Saccharin has been known since 1879, and widely used since the early 1900s. Entirely synthetic and unknown in nature, saccharin provides no calories and nothing to elevate the diabetic's blood sugar. Its one drawback is that in many users' mouths it leaves a bitter, aftertaste. The cyclamates, also synthetic, are effective sweeteners with the advantage of no aftertaste. Extensively tested in the 1940s and '50s, cyclamates slipped onto the GRAS list just before Congress closed the books in 1958 and before it adopted an amendment, named for Representative James J. Delaney of New York City, that forbade the inclusion in foodstuffs of any substance known to cause cancer in man or any species of animal. Whether the Delaney Amendment is a wise provision or is too simplistic is debatable. It is possible that many otherwise safe substances, if given to animals in grossly excessive doses and by unnatural routes (for example, injected under the skin of newborn mice), might cause cancer in some species.
Crude Guillotine. Cyclamates, given in doses 50 times greater than any likely human consumption, have caused bladder cancer in mice and rats, as well as the birth of deformed chicks. This was duly reported to the FDA by Abbott Laboratories, major producer of cyclamates. Within a week, Secretary Robert Finch of Health, Education and Welfare ordered cyclamates off the market, save for fruit already packed for distribution or foods prescribed for health reasons, for diabetes, say, or obesity.

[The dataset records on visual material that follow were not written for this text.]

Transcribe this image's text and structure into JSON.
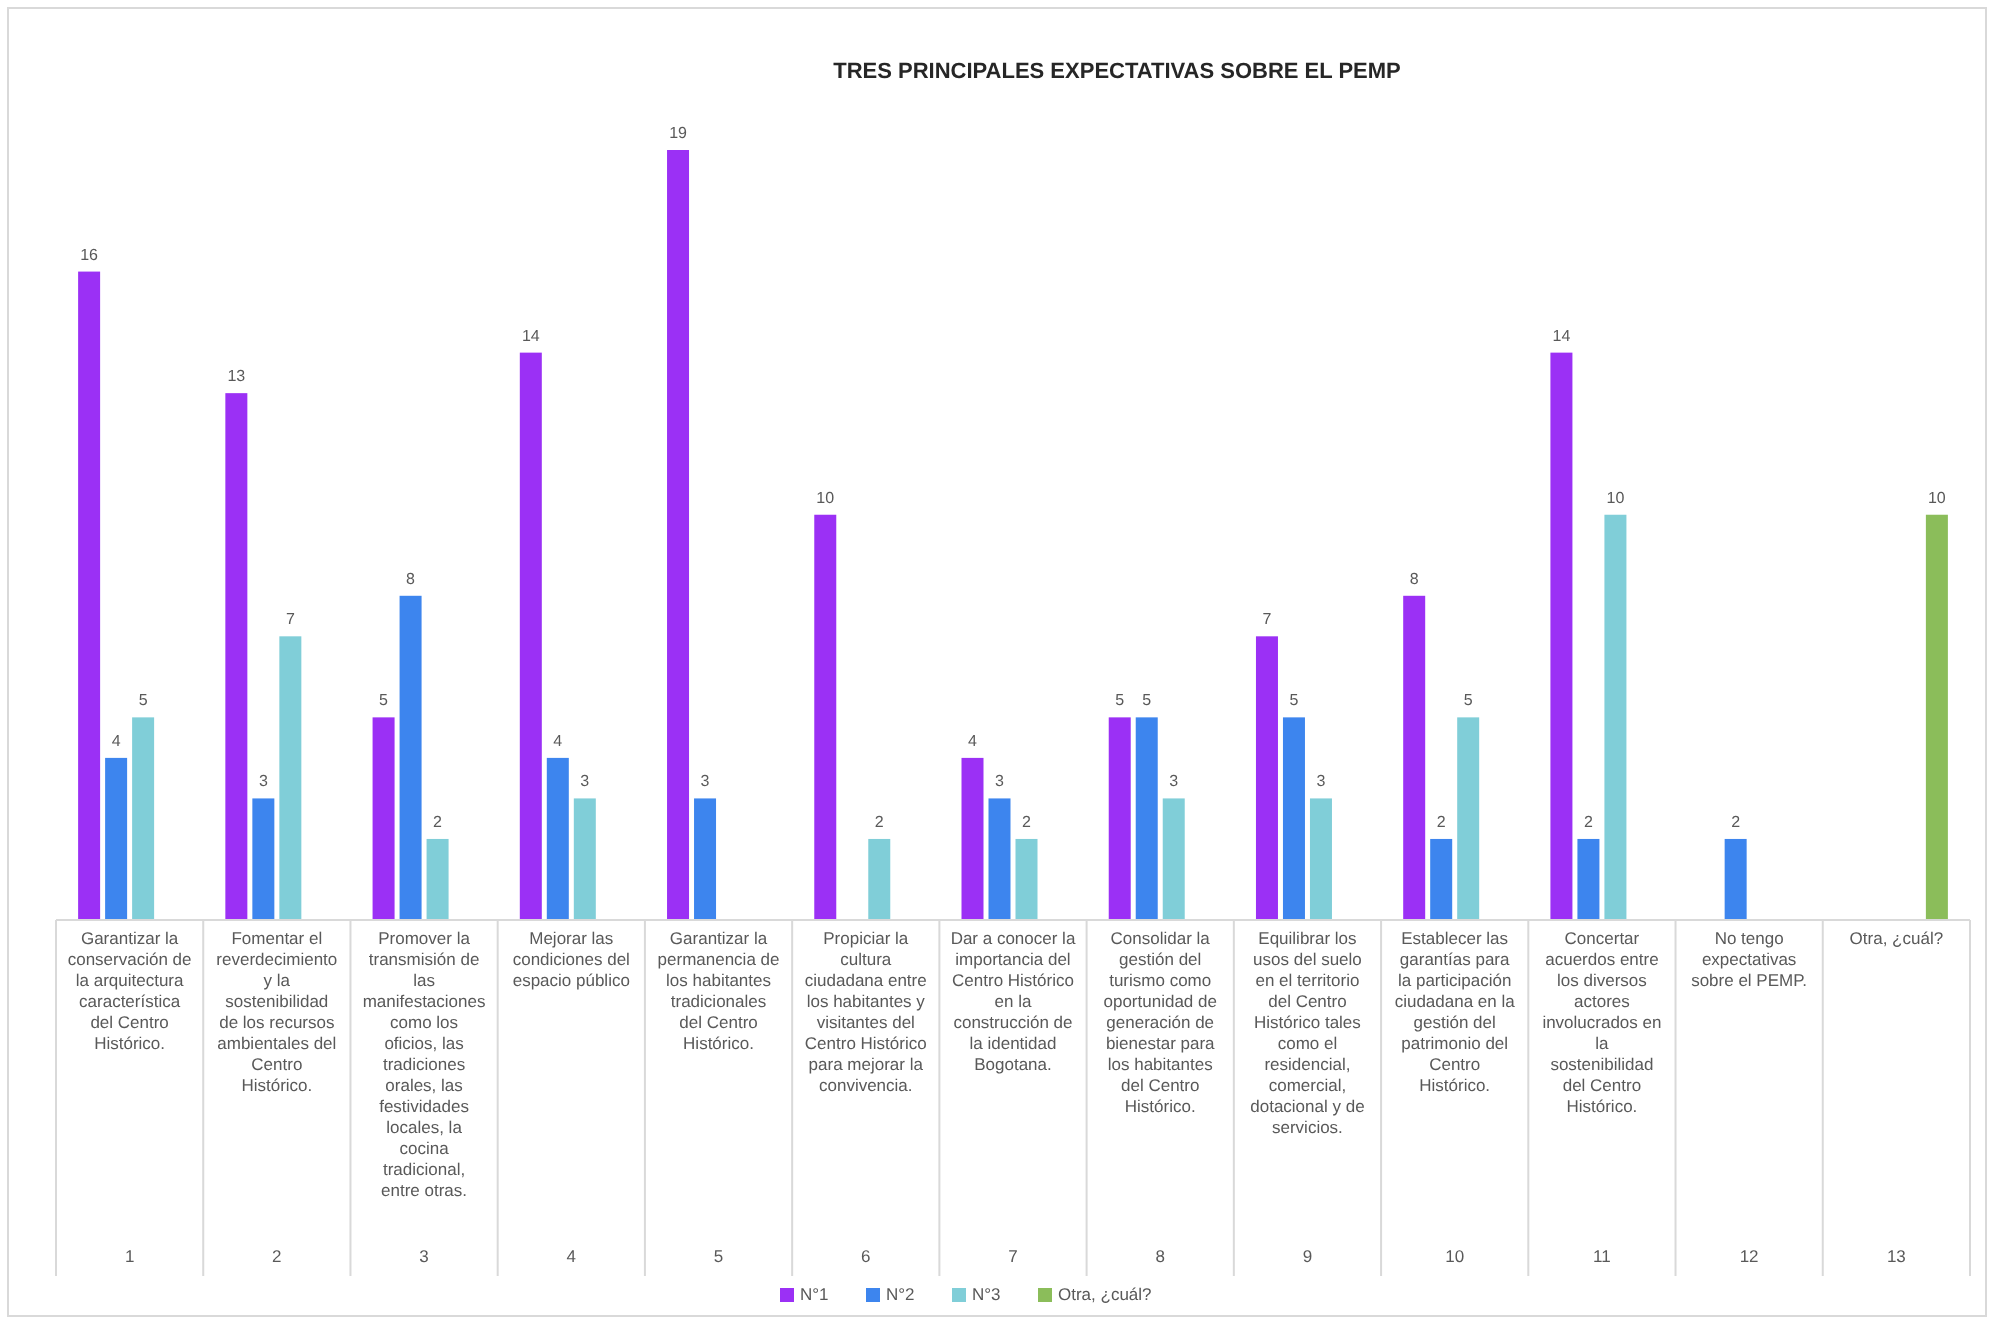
{
  "chart_data": {
    "type": "bar",
    "title": "TRES PRINCIPALES EXPECTATIVAS SOBRE EL PEMP",
    "categories": [
      "1",
      "2",
      "3",
      "4",
      "5",
      "6",
      "7",
      "8",
      "9",
      "10",
      "11",
      "12",
      "13"
    ],
    "annotations": [
      "Garantizar la conservación de la arquitectura característica del Centro Histórico.",
      "Fomentar el reverdecimiento y la sostenibilidad de los recursos ambientales del Centro Histórico.",
      "Promover la transmisión de las manifestaciones como los oficios, las tradiciones orales, las festividades locales, la cocina tradicional, entre otras.",
      "Mejorar las condiciones del espacio público",
      "Garantizar la permanencia de los habitantes tradicionales del Centro Histórico.",
      "Propiciar la cultura ciudadana entre los habitantes y visitantes del Centro Histórico para mejorar la convivencia.",
      "Dar a conocer la importancia del Centro Histórico en la construcción de la identidad Bogotana.",
      "Consolidar la gestión del turismo como oportunidad de generación de bienestar para los habitantes del Centro Histórico.",
      "Equilibrar los usos del suelo en el territorio del Centro Histórico tales como el residencial, comercial, dotacional y de servicios.",
      "Establecer las garantías para la participación ciudadana en la gestión del patrimonio del Centro Histórico.",
      "Concertar acuerdos entre los diversos actores involucrados en la sostenibilidad del Centro Histórico.",
      "No tengo expectativas sobre el PEMP.",
      "Otra, ¿cuál?"
    ],
    "series": [
      {
        "name": "N°1",
        "color": "#9b30f5",
        "values": [
          16,
          13,
          5,
          14,
          19,
          10,
          4,
          5,
          7,
          8,
          14,
          null,
          null
        ]
      },
      {
        "name": "N°2",
        "color": "#3d85ee",
        "values": [
          4,
          3,
          8,
          4,
          3,
          null,
          3,
          5,
          5,
          2,
          2,
          2,
          null
        ]
      },
      {
        "name": "N°3",
        "color": "#80ced8",
        "values": [
          5,
          7,
          2,
          3,
          null,
          2,
          2,
          3,
          3,
          5,
          10,
          null,
          null
        ]
      },
      {
        "name": "Otra, ¿cuál?",
        "color": "#8bbd5a",
        "values": [
          null,
          null,
          null,
          null,
          null,
          null,
          null,
          null,
          null,
          null,
          null,
          null,
          10
        ]
      }
    ],
    "data_labels": true,
    "legend": "bottom"
  }
}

In the two months since the cyclamate ban, it has become clear that far too many additives were used and allowed on the GRAS list without sufficient testing. Moreover, an automatic guillotine such as that applied to cyclamates is too crude an instrument for determining acceptability. The food industry obviously has to use some additives to keep its products from spoiling and--in the case of such staples as bread, milk and iodized salt--to give them maximum nutritive and health-protective values. Just as clearly, the public demands low-calorie sweeteners as well as precooked heat-and-serve meals. It is well within the competence of chemists and manufacturers to meet society's demands safely. At the same time, the FDA needs the unquestioned authority and financial resources to ensure that the world's greatest consuming society can be far better informed--and protected. Last week's reorganization of the FDA, with the prospect of an increased budget, should make that possible.